Most convictions thrown out in Anna Nicole Smith drug trial

A judge Thursday threw out all guilty verdicts except one misdemeanor conviction in the drug trial surrounding the death of model Anna Nicole Smith — criticizing a case authorities once heralded as a cautionary tale to doctors too liberal with their prescription pads.

Los Angeles County Superior Court Judge Robert Perry cleared Smith’s manager and companion Howard K. Stern of all convictions and dismissed two conspiracy counts for psychiatrist Khristine Eroshevich. Of the two remaining felony convictions for Eroshevich, involving obtaining medication under a false name, Perry tossed out one and reduced the other to a misdemeanor.

At the start of the trial, Stern, Eroshevich and Smith’s primary care physician, Sandeep Kapoor, had faced a total of 23 felony charges and what prosecutors said were hefty prison sentences.

Perry said the jury’s verdict, which acquitted Kapoor, the lead defendant, across the board, was “a stunning repudiation of the prosecution’s case.”


“No doubt, there are doctors who are nothing more than pill pushers,” Perry said. “This case did not involve such doctors.”

Perry found that Stern did not have the intention to defraud or mislead authorities when he helped get medication for Smith under aliases or under his own name, and could not be convicted of criminal conspiracy. The judge said he regretted not taking action earlier in the case, which he said was flawed because of prosecutors’ misunderstanding of conspiracy law.

Dist. Atty. Steve Cooley said in a statement shortly after Perry’s ruling that his office would “pursue all appellate remedies to overturn Judge Perry’s decision,” but did not say whether prosecutors would be seeking a retrial on counts on which the jury deadlocked.

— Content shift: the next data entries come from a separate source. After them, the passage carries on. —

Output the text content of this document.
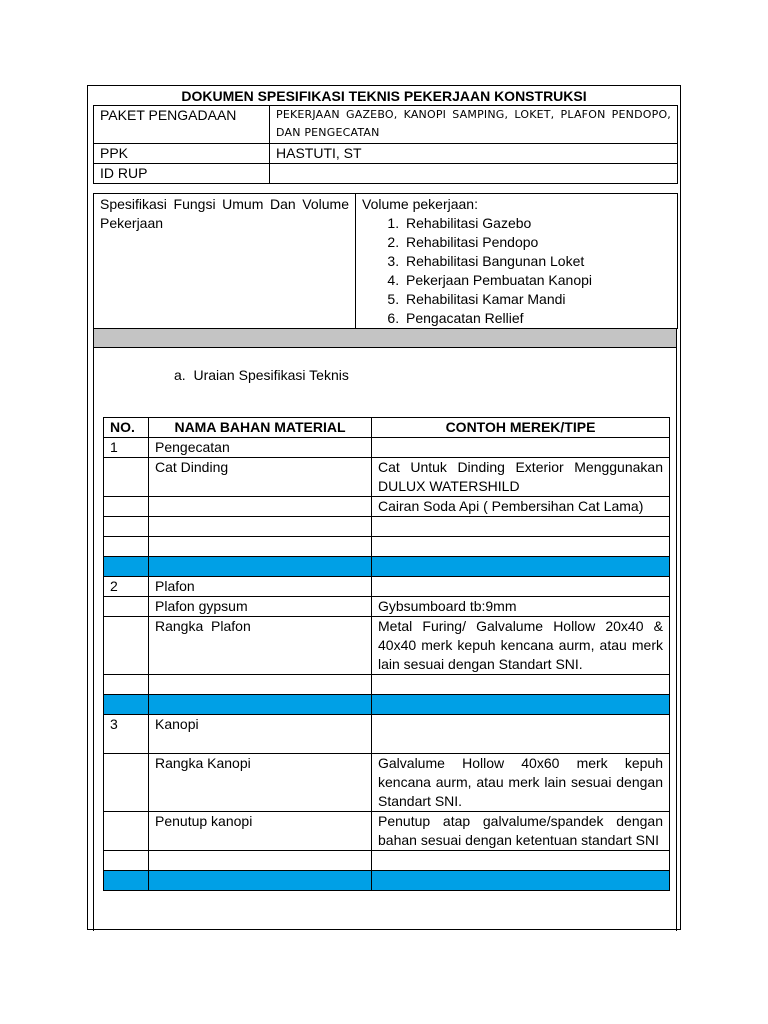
DOKUMEN SPESIFIKASI TEKNIS PEKERJAAN KONSTRUKSI
PAKET PENGADAAN	PEKERJAAN GAZEBO, KANOPI SAMPING, LOKET, PLAFON PENDOPO, DAN PENGECATAN
PPK	HASTUTI, ST
ID RUP	
Spesifikasi Fungsi Umum Dan Volume Pekerjaan	
Volume pekerjaan:
1. Rehabilitasi Gazebo
2. Rehabilitasi Pendopo
3. Rehabilitasi Bangunan Loket
4. Pekerjaan Pembuatan Kanopi
5. Rehabilitasi Kamar Mandi
6. Pengacatan Rellief
a. Uraian Spesifikasi Teknis
NO.	NAMA BAHAN MATERIAL	CONTOH MEREK/TIPE
1	Pengecatan	
	Cat Dinding	Cat Untuk Dinding Exterior Menggunakan DULUX WATERSHILD
		Cairan Soda Api ( Pembersihan Cat Lama)

2	Plafon	
	Plafon gypsum	Gybsumboard tb:9mm
	Rangka  Plafon	Metal Furing/ Galvalume Hollow 20x40 & 40x40 merk kepuh kencana aurm, atau merk lain sesuai dengan Standart SNI.

3	Kanopi	
	Rangka Kanopi	Galvalume Hollow 40x60 merk kepuh kencana aurm, atau merk lain sesuai dengan Standart SNI.
	Penutup kanopi	Penutup atap galvalume/spandek dengan bahan sesuai dengan ketentuan standart SNI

“The jury deliberated more than two weeks and reached a fair and thorough verdict in accordance with the law and the evidence we were allowed to present,” Cooley said, adding that the judge’s ruling was “inconsistent” with his previous rulings and the trial.


Outside court, defendants and their attorneys accused prosecutors of trying to capitalize on the publicity that followed Smith’s 2007 death from an accidental overdose at the Seminole Hard Rock Hotel and Casino in Hollywood, Fla.

“A lot of this was done for publicity,” Stern said. “They didn’t care at what cost, they didn’t care whose lives they destroyed in the process.”

His attorney, Steve Sadow, noted the news conference that then-Atty. Gen. Jerry Brown held announcing the charges in 2009, saying, “I criticized him when he first opened his mouth about this case.”

Eroshevich’s attorney, Bradley Brunon, said the judge saw through the prosecution’s “misapplication of the law … lack of preparation and lack of foresight.”


In his lengthy ruling, Perry weighed in on what was a point of heated contention during the trial: whether Smith was addicted to the pain medication that ultimately led to her death. Prosecutors had initially charged the defendants with illegally prescribing to an addict without a medical purpose.

“I certainly believe she was not an addict under the law,” Perry said, adding that he was persuaded by the evidence that Smith was a patient suffering chronic pain that was not sufficiently controlled.

Perry also said he disagreed with the prosecutors’ portrayal of the doctors and Stern as reckless enablers, saying he believed Eroshevich acted with a “heartfelt desire to help” Smith and that Stern was trying to protect her privacy.

Noting the case of actress Farrah Fawcett, whose medical records were improperly accessed by hospital employees, Perry said there was a legitimate reason for using aliases on prescriptions for sensitive drugs.


“I accept in this media-driven society, there is an interest for celebrities to protect their privacy,” he said.

Eroshevich said she felt “redeemed.”

“I can admit my mistakes and move on,” she said.

Perry sentenced Eroshevich for the remaining misdemeanor count to one year summary probation and a $100 fine. Prosecutors had asked that she be sentenced to five years felony probation, 300 hours of community service and a $5,000 fine.